The idea of storytime might conjure images of children sitting on the floor, eager ears pricked, and while there’s some of that at Hayes events, he estimates adults far outnumber children at a two-to-one ratio, with a large chunk of audience members skewing older. That won’t come as a shock to anyone who knows Santa Fe’s demographics, yet Hayes says he sees the same couples, year after year; and though some of the kids are grown and gone, the parents keep on coming.

“It’s true the community values this,” he adds. “I know a bunch of storytellers around the country, and they don’t see the same steady generations coming in. Santa Fe as a community embraces traditional things and has a widespread interest in cultures. It kind of surprised me initially, but I began to realize that older people have an interest in these things. They’re looking over their shoulder at their grandfather’s generation.”

Storytelling With Joe Hayes:

Sundays, July 17-Aug 14, 7 pm. Free (but donate)

Museum of Spanish Colonial Art

750 Camino Lejo, (505) 982-2226

Little House On The Hill

The Museum of Spanish Colonial Art takes up less space than its Museum Hill neighbors, but that doesn’t make it lesser. Famed Santa Fe architect John Gaw Meem designed the former hilltop home himself, and now, after 20 years as a museum, the staff inside are still finding new ways to tell New Mexico’s stories. Society’s shifting views on history vs. mythology isn’t a dead-end for traditional museums. For curators like Jana Gottshalk, it’s about adding new dimensions to the job. Plus, looping Joe Hayes into your summer plans doesn’t sting.

“People know museums can’t be what they used to be. It’s exciting to re-evaluate,” Gottshalk, collections curator and public programmer for the museum, tells SFR. “Museums are in a tough spot right now. How are they telling people’s stories and who’s speaking for who? We have to be sure we’re telling a lot of sides, but also that we’re not speaking for them.”

Such commitment comes through in the museum’s summer exhibit, Trails, Rails, and Highways: How Trade Transformed the Art of Spanish New Mexico. There you’ll find ephemera carried over from every kind of trail that wended through the region, plus the iconoclastic art which formed as a result. Curated by Robin Farwell Gavin, the show is designed to take the viewer along their own path, and it turns out the whole “the Spanish were the first to bring culture to New Mexico,” idea isn’t right, not by a longshot. When the Spanish colonized, their arts blended into larger, existent networks, and even today, New Mexico is a hotbed for trails and art scenes that continue to merge various worlds. To that end, Gavin is also slated to host a series of lectures this summer on the final Thursday of each month through August. She’ll even bring in essayists featured in the book Cultural Convergence in New Mexico: Interactions in Art, History and Archaeology to speak about the aforementioned Spanish convergence.

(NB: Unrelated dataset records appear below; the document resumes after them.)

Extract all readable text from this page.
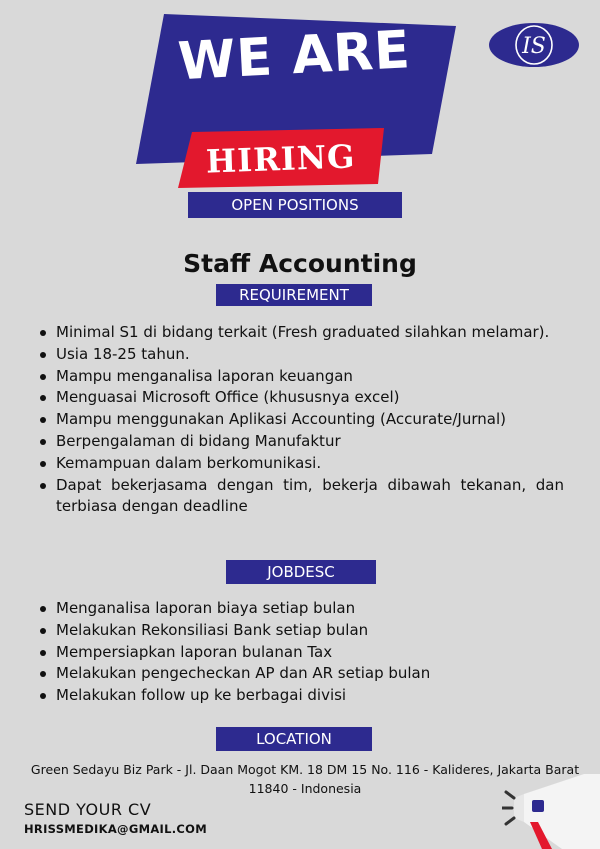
WE ARE
HIRING
OPEN POSITIONS
IS
Staff Accounting
REQUIREMENT
Minimal S1 di bidang terkait (Fresh graduated silahkan melamar).
Usia 18-25 tahun.
Mampu menganalisa laporan keuangan
Menguasai Microsoft Office (khususnya excel)
Mampu menggunakan Aplikasi Accounting (Accurate/Jurnal)
Berpengalaman di bidang Manufaktur
Kemampuan dalam berkomunikasi.
Dapat bekerjasama dengan tim, bekerja dibawah tekanan, dan terbiasa dengan deadline
JOBDESC
Menganalisa laporan biaya setiap bulan
Melakukan Rekonsiliasi Bank setiap bulan
Mempersiapkan laporan bulanan Tax
Melakukan pengecheckan AP dan AR setiap bulan
Melakukan follow up ke berbagai divisi
LOCATION
Green Sedayu Biz Park - Jl. Daan Mogot KM. 18 DM 15 No. 116 - Kalideres, Jakarta Barat 11840 - Indonesia
SEND YOUR CV
HRISSMEDIKA@GMAIL.COM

Executive Director Jennifer Berkley sees the museum’s future as a place where cross-cultural discussions like Gavin’s lectures are the norm.

“We partnered with Norma and Hutch Naranjo based out of Ohkay Owingeh,” Berkley tells SFR. “We’re starting to do Native cuisine dinners here [from the Naranjos], where cross-cultural conversations can happen. What I love about it is that these conversations might be otherwise uncomfortable, but they are so much easier when you’re sharing food. It was actually inspiring. Now we see more and more interested people in expanding what [local] culture is.”

Hayes, trail tales, dinners and lectures—the history geeks are gonna be over the moon.